DARFUR (Arrahmah.id) – Orang-orang bersenjata menewaskan sedikitnya 40 warga sipil dalam satu hari di wilayah Darfur Sudan karena pertumpahan darah bermotivasi etnis telah meningkat seiring dengan perang antara faksi militer yang bersaing, Human Rights Watch (HRW) melaporkan pada Selasa (11/7/2023).
Di kota El Geneina di Darfur Barat, beberapa tokoh terkemuka telah tewas dalam beberapa hari terakhir dan para sukarelawan berjuang untuk mengubur mayat yang berserakan di jalanan, kata Asosiasi Bar Darfur, yang memantau konflik, dalam sebuah pernyataan.
Kekerasan dan pengusiran di Darfur telah meningkat tajam ketika militer dan paramiliter Pasukan Dukungan Cepat (RSF) terus berperang di ibu kota Khartoum dan daerah lain di Sudan dalam perebutan kekuasaan yang meledak sejak pertengahan April.
Konflik telah menumbangkan lebih dari 2,9 juta orang dan menyebabkan hampir 700.000 orang melarikan diri ke negara-negara tetangga. Sekretaris Jenderal PBB Antonio Guterres mengatakan pekan lalu bahwa Sudan, negara terbesar ketiga di Afrika berdasarkan luas daratan, berada di ambang perang saudara skala penuh yang dapat mengguncang wilayah yang lebih luas.
Di El Geneina, para saksi melaporkan gelombang serangan oleh milisi Arab dan RSF terhadap orang-orang Masalit non-Arab, komunitas terbesar di kota itu, yang menyebabkan puluhan ribu orang melarikan diri melintasi perbatasan terdekat dengan Chad.

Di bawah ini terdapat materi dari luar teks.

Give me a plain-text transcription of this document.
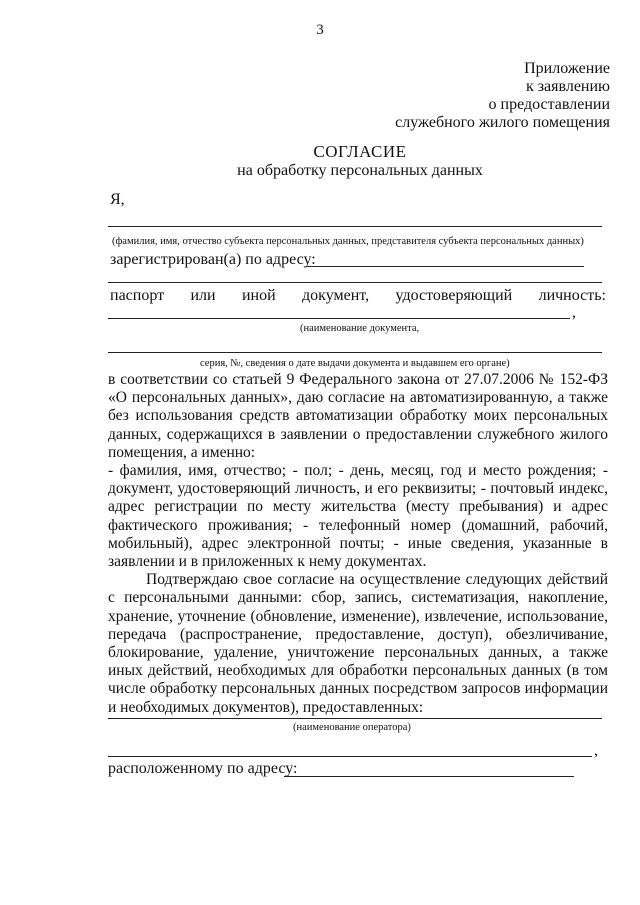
3
Приложение
к заявлению
о предоставлении
служебного жилого помещения
СОГЛАСИЕ
на обработку персональных данных
Я,
(фамилия, имя, отчество субъекта персональных данных, представителя субъекта персональных данных)
зарегистрирован(а) по адресу:
паспорт или иной документ, удостоверяющий личность:
,
(наименование документа,
серия, №, сведения о дате выдачи документа и выдавшем его органе)

в соответствии со статьей 9 Федерального закона от 27.07.2006 № 152-ФЗ «О персональных данных», даю согласие на автоматизированную, а также без использования средств автоматизации обработку моих персональных данных, содержащихся в заявлении о предоставлении служебного жилого помещения, а именно:

- фамилия, имя, отчество; - пол; - день, месяц, год и место рождения; - документ, удостоверяющий личность, и его реквизиты; - почтовый индекс, адрес регистрации по месту жительства (месту пребывания) и адрес фактического проживания; - телефонный номер (домашний, рабочий, мобильный), адрес электронной почты; - иные сведения, указанные в заявлении и в приложенных к нему документах.

Подтверждаю свое согласие на осуществление следующих действий с персональными данными: сбор, запись, систематизация, накопление, хранение, уточнение (обновление, изменение), извлечение, использование, передача (распространение, предоставление, доступ), обезличивание, блокирование, удаление, уничтожение персональных данных, а также иных действий, необходимых для обработки персональных данных (в том числе обработку персональных данных посредством запросов информации и необходимых документов), предоставленных:

(наименование оператора)
,
расположенному по адресу:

Dalam sebuah laporan baru, Human Rights Watch mengatakan telah mendokumentasikan pembunuhan sedikitnya 40 warga sipil, termasuk eksekusi sedikitnya 28 orang Masalit, di kota Misterei di Darfur Barat, 45 km (28 mil) dari El Geneina.
Pasukan RSF dan sekutu milisi Arab mengepung Misterei pada awal 28 Mei, memasuki rumah dan sekolah dan menembak warga sipil dari jarak dekat sebelum menjarah dan membakar sebagian besar kota, kata laporan HRW.
Pejabat lokal kemudian mengatakan 97 orang tewas termasuk anggota pasukan pertahanan diri, dan HRW meminta Pengadilan Kriminal Internasional untuk menyelidiki kekerasan tersebut.
“Kisah mereka yang selamat dari serangan baru-baru ini di Darfur Barat menggemakan kengerian, kehancuran, dan keputusasaan Darfur 20 tahun lalu,” kata Jean-Baptiste Gallopin, peneliti krisis dan konflik senior HRW.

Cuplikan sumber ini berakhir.